What Wikipedia resources are useful for a database management course?
by Daniel J. Power
Editor, DSSResources.COM
Managing data is a fundamental need in organizations. More complex data, parallel processing and inexpensive hardware has led to major innovations in database technologies and data management. Relational database management systems (RDBMS) remain the dominant technology and RDBMS are especially important for transaction processing systems. Decision support data sources and databases have changed however and new technologies have created a need for new skills. A contemporary database management and theory course must deal with a broad set of topics. Web resources, primarily Wikipedia, meet a need for authoritative, low cost knowledge about databases and data management.
Wikipedia (http://www.wikipedia.org/) is a free encyclopedia. It is often derided as a poor source of information, but in the area of information technology the content is often current and useful. There is some redundancy however and the material lacks a cohesive organization. This discussion attempts to answer two questions: 1) What Wikipedia articles/webpages are most helpful for a contemporary course? 2) In what order should the articles be read and studied? The goal is to increase the usefulness of Wikipedia content for those wanting to learn about contemporary database management and theory. Oracle, a major database vendor, also provides extensive free online content. The webpage http://docs.oracle.com/ contains links to the most current documentation for Oracle products. I especially recommend "Database Concepts" in HTML or PDF format.
Let's start with some basic definitions. Defining terms is the foundation for understanding a complex, challenging topic like database management and theory. First, a database is an organized collection of data. It is more specifically a collection of data that has been selected, organized, and made available for searching and retrieval. A database management system (DBMS) provides convenient, efficient, reliable,, and secure multi-user storage of and access to massive amounts of persistent data (Widom, 2011). A general-purpose relational database management system (RDBMS) is a software system designed to allow the definition, creation, querying, update, and administration of structured query language (SQL) databases. A relational database structure consists of data organized into records made up of searchable fields. Data in a relational database is structured into a data record. Each record is made up of several fields.
DAMA International (http://www.dama.org/) is an organization of professionals in data management.

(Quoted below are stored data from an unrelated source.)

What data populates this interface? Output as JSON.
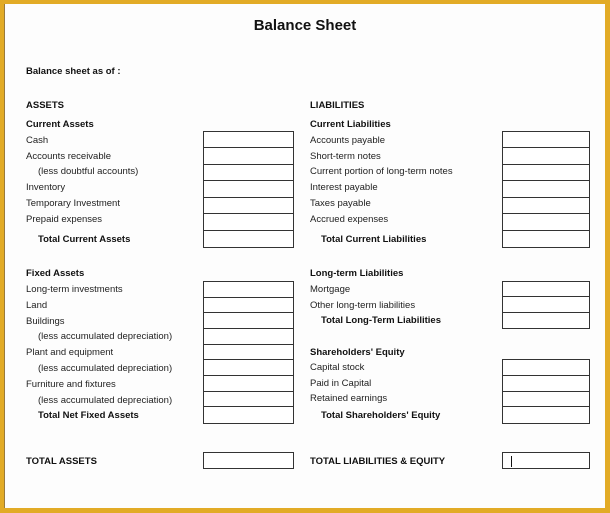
{
  "title": "Balance Sheet",
  "as_of_label": "Balance sheet as of :",
  "assets": {
    "heading": "ASSETS",
    "current": {
      "heading": "Current Assets",
      "items": [
        {
          "label": "Cash",
          "indent": false
        },
        {
          "label": "Accounts receivable",
          "indent": false
        },
        {
          "label": "(less doubtful accounts)",
          "indent": true
        },
        {
          "label": "Inventory",
          "indent": false
        },
        {
          "label": "Temporary Investment",
          "indent": false
        },
        {
          "label": "Prepaid expenses",
          "indent": false
        }
      ],
      "total": "Total Current  Assets"
    },
    "fixed": {
      "heading": "Fixed Assets",
      "items": [
        {
          "label": "Long-term investments",
          "indent": false
        },
        {
          "label": "Land",
          "indent": false
        },
        {
          "label": "Buildings",
          "indent": false
        },
        {
          "label": "(less accumulated depreciation)",
          "indent": true
        },
        {
          "label": "Plant and equipment",
          "indent": false
        },
        {
          "label": "(less accumulated depreciation)",
          "indent": true
        },
        {
          "label": "Furniture and fixtures",
          "indent": false
        },
        {
          "label": "(less accumulated depreciation)",
          "indent": true
        }
      ],
      "total": "Total Net Fixed Assets"
    },
    "grand_total": "TOTAL ASSETS"
  },
  "liabilities": {
    "heading": "LIABILITIES",
    "current": {
      "heading": "Current Liabilities",
      "items": [
        {
          "label": "Accounts payable"
        },
        {
          "label": "Short-term notes"
        },
        {
          "label": "Current portion  of long-term notes"
        },
        {
          "label": "Interest payable"
        },
        {
          "label": "Taxes payable"
        },
        {
          "label": "Accrued expenses"
        }
      ],
      "total": "Total Current  Liabilities"
    },
    "long_term": {
      "heading": "Long-term Liabilities",
      "items": [
        {
          "label": "Mortgage"
        },
        {
          "label": "Other long-term liabilities"
        }
      ],
      "total": "Total Long-Term Liabilities"
    },
    "equity": {
      "heading": "Shareholders' Equity",
      "items": [
        {
          "label": "Capital stock"
        },
        {
          "label": "Paid in Capital"
        },
        {
          "label": "Retained earnings"
        }
      ],
      "total": "Total Shareholders' Equity"
    },
    "grand_total": "TOTAL LIABILITIES & EQUITY"
  },
  "values": {
    "total_assets": "",
    "total_liabilities_equity": ""
  }
}
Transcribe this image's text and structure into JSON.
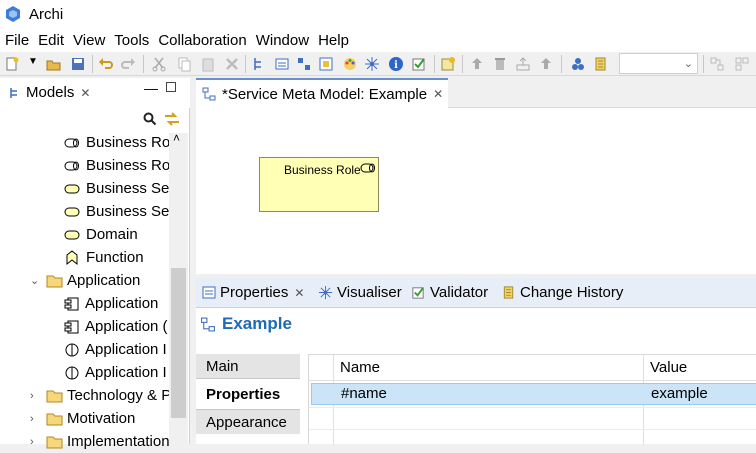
{
  "app": {
    "title": "Archi"
  },
  "menu": [
    "File",
    "Edit",
    "View",
    "Tools",
    "Collaboration",
    "Window",
    "Help"
  ],
  "models_panel": {
    "tab_label": "Models",
    "tree": [
      {
        "label": "Business Rol",
        "icon": "business-role-icon",
        "indent": 2
      },
      {
        "label": "Business Rol",
        "icon": "business-role-icon",
        "indent": 2
      },
      {
        "label": "Business Serv",
        "icon": "business-service-icon",
        "indent": 2
      },
      {
        "label": "Business Serv",
        "icon": "business-service-icon",
        "indent": 2
      },
      {
        "label": "Domain",
        "icon": "domain-icon",
        "indent": 2
      },
      {
        "label": "Function",
        "icon": "function-icon",
        "indent": 2
      },
      {
        "label": "Application",
        "icon": "folder-icon",
        "indent": 1,
        "expanded": true
      },
      {
        "label": "Application",
        "icon": "application-component-icon",
        "indent": 2
      },
      {
        "label": "Application (",
        "icon": "application-component-icon",
        "indent": 2
      },
      {
        "label": "Application I",
        "icon": "application-interface-icon",
        "indent": 2
      },
      {
        "label": "Application I",
        "icon": "application-interface-icon",
        "indent": 2
      },
      {
        "label": "Technology & P",
        "icon": "folder-icon",
        "indent": 1,
        "expanded": false
      },
      {
        "label": "Motivation",
        "icon": "folder-icon",
        "indent": 1,
        "expanded": false
      },
      {
        "label": "Implementation",
        "icon": "folder-icon",
        "indent": 1,
        "expanded": false
      }
    ]
  },
  "editor": {
    "tab_label": "*Service Meta Model: Example",
    "element_label": "Business Role"
  },
  "properties_panel": {
    "tabs": [
      "Properties",
      "Visualiser",
      "Validator",
      "Change History"
    ],
    "title": "Example",
    "side_tabs": [
      "Main",
      "Properties",
      "Appearance"
    ],
    "active_side_tab": "Properties",
    "columns": [
      "Name",
      "Value"
    ],
    "rows": [
      {
        "name": "#name",
        "value": "example"
      }
    ]
  },
  "colors": {
    "accent": "#1f6ab5",
    "element_fill": "#ffffb5",
    "selection": "#cce4f7"
  }
}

The DAMA Data Management Body of Knowledge (Mosley, 2007) defines data management as "the development, execution and supervision of plans, policies, programs and practices that control, protect, deliver and enhance the value of data and information assets." The DAMA framework has 9 content areas: 1) Data Architecture, Analysis and Design, 2) Database Management, 3) Metadata Management, 4) Data Quality Management, 5) Reference and Master Data Management, 6) Data Security Management, 7) Data Warehousing and Business Intelligence Management, 8) Document, Record and Content Management, and 9) Data Governance. Organizations need more experts in data management to perform many complex tasks.
Why learn about databases (DBs)? Databases are a fundamental information technology. All of us who use the Internet or computer based systems like automated teller machines (ATMs) use databases every day. Databases provide functionality for many data-driven websites; they are a mission critical component of our banking systems, inventory systems, stock trading systems, and even online video games. Any information technology application that needs to store and retrieve data uses a database and data must be managed. So you should learn about DBs because they are used and are useful and DBs are part of many information and decision support capabilities.
A major skill emphasized in an introductory database management course is Structured Query Language (SQL), the most common database definition and data manipulation language. In database concepts classes, the emphasis is on data modeling, normalization, data dictionaries and data integrity. According to http://degreedirectory.org/, "some database management classes offer instruction specific to Oracle, the most pervasive database management program." Advanced topics often include: data warehousing, distributed databases, NoSQL databases, and database administration.
Based on experience and examining textbooks, a contemporary, introductory database course for business information systems majors should emphasize database design for the relational data model and Structured Query Language (SQL). Additionally, the course should cover transaction processing, database management, non-relational databases and the use of multi-user, relational database management systems for applications. An introductory database course in a Computer Science department may add or substitute topics like expanded coverage of like relational algebra and data structures.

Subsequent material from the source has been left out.